A cyber espionage campaign is targeting national security think tanks and academic institutions in the US in what's believed to be an intelligence gathering operation by a hacking group working out of North Korea.
A series of spear-phishing attacks using fake emails with malicious attachments attempts to deliver a new family of malware, which researchers at Palo Alto Networks have identified and dubbed BabyShark. The campaign started in November and remained active at least into the new year.
Among the known targets identified by researchers are an American university planning a conference around North Korea denuclearization and a research institute serving as a think tank around national security.

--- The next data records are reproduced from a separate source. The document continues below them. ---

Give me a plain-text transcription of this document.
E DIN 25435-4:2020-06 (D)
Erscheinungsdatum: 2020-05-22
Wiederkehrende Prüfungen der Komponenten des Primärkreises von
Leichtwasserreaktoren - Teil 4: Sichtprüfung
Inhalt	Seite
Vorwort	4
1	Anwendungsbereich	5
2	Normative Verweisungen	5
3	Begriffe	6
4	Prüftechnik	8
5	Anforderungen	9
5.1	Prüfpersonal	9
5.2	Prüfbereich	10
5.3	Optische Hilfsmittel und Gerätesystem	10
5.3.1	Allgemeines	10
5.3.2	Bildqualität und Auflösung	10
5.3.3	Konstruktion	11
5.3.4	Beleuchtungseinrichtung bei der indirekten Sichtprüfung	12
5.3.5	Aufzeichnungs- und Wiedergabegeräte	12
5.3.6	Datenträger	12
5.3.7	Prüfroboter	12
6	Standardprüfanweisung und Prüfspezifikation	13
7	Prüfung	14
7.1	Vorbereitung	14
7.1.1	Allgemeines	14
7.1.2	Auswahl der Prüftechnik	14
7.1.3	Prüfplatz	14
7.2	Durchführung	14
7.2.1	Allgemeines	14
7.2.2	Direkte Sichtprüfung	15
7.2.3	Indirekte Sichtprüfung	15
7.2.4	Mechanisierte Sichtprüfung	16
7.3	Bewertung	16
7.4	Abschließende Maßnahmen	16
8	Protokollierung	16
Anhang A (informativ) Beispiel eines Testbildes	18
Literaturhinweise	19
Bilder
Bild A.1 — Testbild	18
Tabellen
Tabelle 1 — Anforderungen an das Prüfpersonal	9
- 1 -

The phishing emails are designed to look as if they've been sent by a security expert working as a consultant to national security thinks across the US and come with subjects referencing North Korean nuclear issues, as well as wider security subjects.
While much of the content used in the decoy emails is publicly available on the internet, such as the schedule of a real conference, the attackers also use content that doesn't appear to be public. This suggests the possibility that the campaign has already compromised a victim with access to private documents at a think tank as part of the campaign.
Like many phishing attacks, the campaign encourages users to enable macros, allowing the Microsoft Visual Basic (VB) script-based BabyShark malware to remotely initiate activity on Windows PCs.
By communicating with a command and control server, BabyShark gains a registry key required to maintain persistence access on the network and retrieve commands from its operators.
As part of an intelligence-gathering campaign, the goal of the malware is to monitor the infected system and gather data.
Analysis of BabyShark reveals connections to other suspected North Korean hacking campaigns Stolen Pencil and KimJongRAT. BabyShark is signed with the same stolen code signing certificate used in the Stolen Pencil campaign, with the two forms of malware the only two known to use it.
Meanwhile, BabyShark and KimJongRAT use the same file path for storing collected information and those behind BabyShark appear to have tested samples of anti-virus detection alongside freshly compiled samples of KimJongRAT.
The decoy files used in an attempt to deliver KimJongRAT, which also follow a very similar theme to the ones used in the BabyShark campaign, all relate to North Korea, nuclear deterrence and conferences on Asian affairs.
All of that has led researchers to the conclusion that BabyShark is another North Korean hacking campaign — one which is attempting to keep a close eye on specially selected targets.
"Well-crafted spear phishing emails and decoys suggest that the threat actor is well aware of the targets, and also closely monitors related community events to gather the latest intelligence," researchers said.